Uffici, al bando il burocratese

Perché ricorrere a oscuri giri di parole come "esperire una scelta alternativa di alloggio", come "salario o stipendio percepito in costanza di rapporto di lavoro", quando si potrebbe scrivere più chiaramente "scegliere un alloggio diverso", "retribuzione lorda di un dipendente"? Perché "nucleo familiare" invece di "famiglia"? Perché "ubicato in" invece del semplice "in", lasciando perdere l'inutile "ubicato" che fin dall'Ottocento era considerato voce da respingere? La risposta è un'altra domanda: si possono cambiare le formule dotte, arcaiche, stereotipate, le locuzioni solenni e complesse, le parole ambigue e astratte del burocratese? Sì , qualcosa si può fare. Lo dimostra un libretto del Comune di Padova, dal titolo promettente, "Semplificazione del linguaggio amministrativo", a cura di Michele A. Cortelazzo, professore universitario di grammatica italiana, con la collaborazione di Federica Pellegrino e Matteo Viale. Gli esempi di riscrittura sono 18. Anche se non c' è una regola generale di aumento o diminuzione delle parole impiegate, sembra giusto segnalare una specie di primato: una comunicazione, che ha per oggetto "assegnazione di alloggi per cittadini extracomunitari", nella riscrittura scende da un totale di 203 parole a un totale di 62. Il caso opposto si ha in una "nota informativa sulla tutela dei dati personali": la riscrittura fa salire il totale delle parole da 346 a 490. Per ragioni di spazio non ci è consentito citare esempi completi con il testo "a fronte" del burocratese e la "traduzione" della riscrittura.

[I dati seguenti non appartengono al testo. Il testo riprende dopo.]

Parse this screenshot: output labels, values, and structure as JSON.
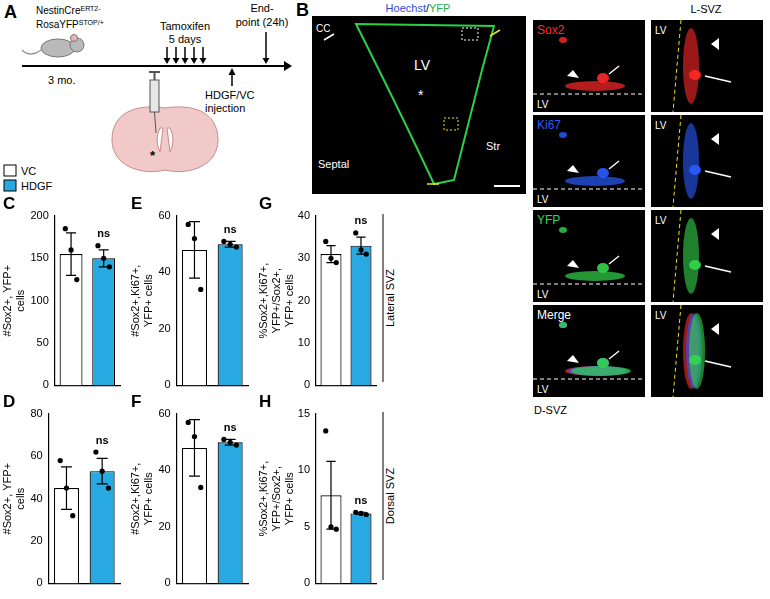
{
  "figure_a": {
    "label": "A",
    "strain": [
      {
        "text": "NestinCre",
        "sup": "ERT2-"
      },
      {
        "text": "RosaYFP",
        "sup": "STOP/+"
      }
    ],
    "age": "3 mo.",
    "treatment": [
      "Tamoxifen",
      "5 days"
    ],
    "injection": [
      "HDGF/VC",
      "injection"
    ],
    "endpoint": [
      "End-",
      "point (24h)"
    ],
    "target_mark": "*"
  },
  "figure_b": {
    "label": "B",
    "overview_title": [
      "Hoechst",
      "/",
      "YFP"
    ],
    "overview_labels": {
      "cc": "CC",
      "ventricle": "LV",
      "septal": "Septal",
      "striatum": "Str",
      "mark": "*"
    },
    "channels": [
      "Sox2",
      "Ki67",
      "YFP",
      "Merge"
    ],
    "ventricle_label": "LV",
    "regions": [
      "D-SVZ",
      "L-SVZ"
    ]
  },
  "group_legend": [
    {
      "name": "VC",
      "color": "#ffffff"
    },
    {
      "name": "HDGF",
      "color": "#29a9e1"
    }
  ],
  "chart_data": [
    {
      "panel": "C",
      "type": "bar",
      "categories": [
        "VC",
        "HDGF"
      ],
      "colors": [
        "#ffffff",
        "#29a9e1"
      ],
      "values": [
        155,
        150
      ],
      "errors": [
        25,
        10
      ],
      "points": [
        [
          185,
          160,
          125
        ],
        [
          165,
          150,
          140
        ]
      ],
      "annotation": "ns",
      "y_label": [
        "#Sox2+, YFP+",
        "cells"
      ],
      "ylim": [
        0,
        200
      ],
      "yticks": [
        0,
        50,
        100,
        150,
        200
      ],
      "grid": false,
      "tick_labels": "y"
    },
    {
      "panel": "D",
      "type": "bar",
      "categories": [
        "VC",
        "HDGF"
      ],
      "colors": [
        "#ffffff",
        "#29a9e1"
      ],
      "values": [
        45,
        53
      ],
      "errors": [
        10,
        6
      ],
      "points": [
        [
          58,
          45,
          32
        ],
        [
          62,
          53,
          45
        ]
      ],
      "annotation": "ns",
      "y_label": [
        "#Sox2+, YFP+",
        "cells"
      ],
      "ylim": [
        0,
        80
      ],
      "yticks": [
        0,
        20,
        40,
        60,
        80
      ],
      "grid": false,
      "tick_labels": "y"
    },
    {
      "panel": "E",
      "type": "bar",
      "categories": [
        "VC",
        "HDGF"
      ],
      "colors": [
        "#ffffff",
        "#29a9e1"
      ],
      "values": [
        48,
        50
      ],
      "errors": [
        10,
        1
      ],
      "points": [
        [
          57,
          52,
          34
        ],
        [
          51,
          50,
          49
        ]
      ],
      "annotation": "ns",
      "y_label": [
        "#Sox2+,Ki67+,",
        "YFP+ cells"
      ],
      "ylim": [
        0,
        60
      ],
      "yticks": [
        0,
        20,
        40,
        60
      ],
      "grid": false,
      "tick_labels": "y"
    },
    {
      "panel": "F",
      "type": "bar",
      "categories": [
        "VC",
        "HDGF"
      ],
      "colors": [
        "#ffffff",
        "#29a9e1"
      ],
      "values": [
        48,
        50
      ],
      "errors": [
        10,
        1
      ],
      "points": [
        [
          57,
          52,
          34
        ],
        [
          51,
          50,
          49
        ]
      ],
      "annotation": "ns",
      "y_label": [
        "#Sox2+,Ki67+,",
        "YFP+ cells"
      ],
      "ylim": [
        0,
        60
      ],
      "yticks": [
        0,
        20,
        40,
        60
      ],
      "grid": false,
      "tick_labels": "y"
    },
    {
      "panel": "G",
      "type": "bar",
      "categories": [
        "VC",
        "HDGF"
      ],
      "colors": [
        "#ffffff",
        "#29a9e1"
      ],
      "values": [
        31,
        33
      ],
      "errors": [
        2,
        2
      ],
      "points": [
        [
          34,
          30,
          29
        ],
        [
          36,
          32,
          31
        ]
      ],
      "annotation": "ns",
      "y_label": [
        "%Sox2+,Ki67+,",
        "YFP+/Sox2+,",
        "YFP+ cells"
      ],
      "ylim": [
        0,
        40
      ],
      "yticks": [
        0,
        10,
        20,
        30,
        40
      ],
      "grid": false,
      "tick_labels": "y",
      "side_label": "Lateral SVZ"
    },
    {
      "panel": "H",
      "type": "bar",
      "categories": [
        "VC",
        "HDGF"
      ],
      "colors": [
        "#ffffff",
        "#29a9e1"
      ],
      "values": [
        7.8,
        6.2
      ],
      "errors": [
        3,
        0.1
      ],
      "points": [
        [
          13.5,
          5,
          4.8
        ],
        [
          6.3,
          6.2,
          6.1
        ]
      ],
      "annotation": "ns",
      "y_label": [
        "%Sox2+,Ki67+,",
        "YFP+/Sox2+,",
        "YFP+ cells"
      ],
      "ylim": [
        0,
        15
      ],
      "yticks": [
        0,
        5,
        10,
        15
      ],
      "grid": false,
      "tick_labels": "y",
      "side_label": "Dorsal SVZ"
    }
  ]
}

Faremo soltanto qualche breve esempio. Le "dichiarazioni mendaci" diventano più semplicemente "dichiarazioni false", "sanzionare penalmente" e "provvedere alla copertura assicurativa" si restringono a "punire" e "assicurare". In un piccolo avviso sulla distribuzione gratuita dei "sacchetti - paletta", la riscrittura dice chiaramente che essi servono "per la raccolta degli escrementi dei cani". Il burocratese, probabilmente nel malinteso timore di cadere nella volgarità , si era rifugiato dietro il paravento di un enigmatico eufemismo "raccolta dei bisogni fisiologici".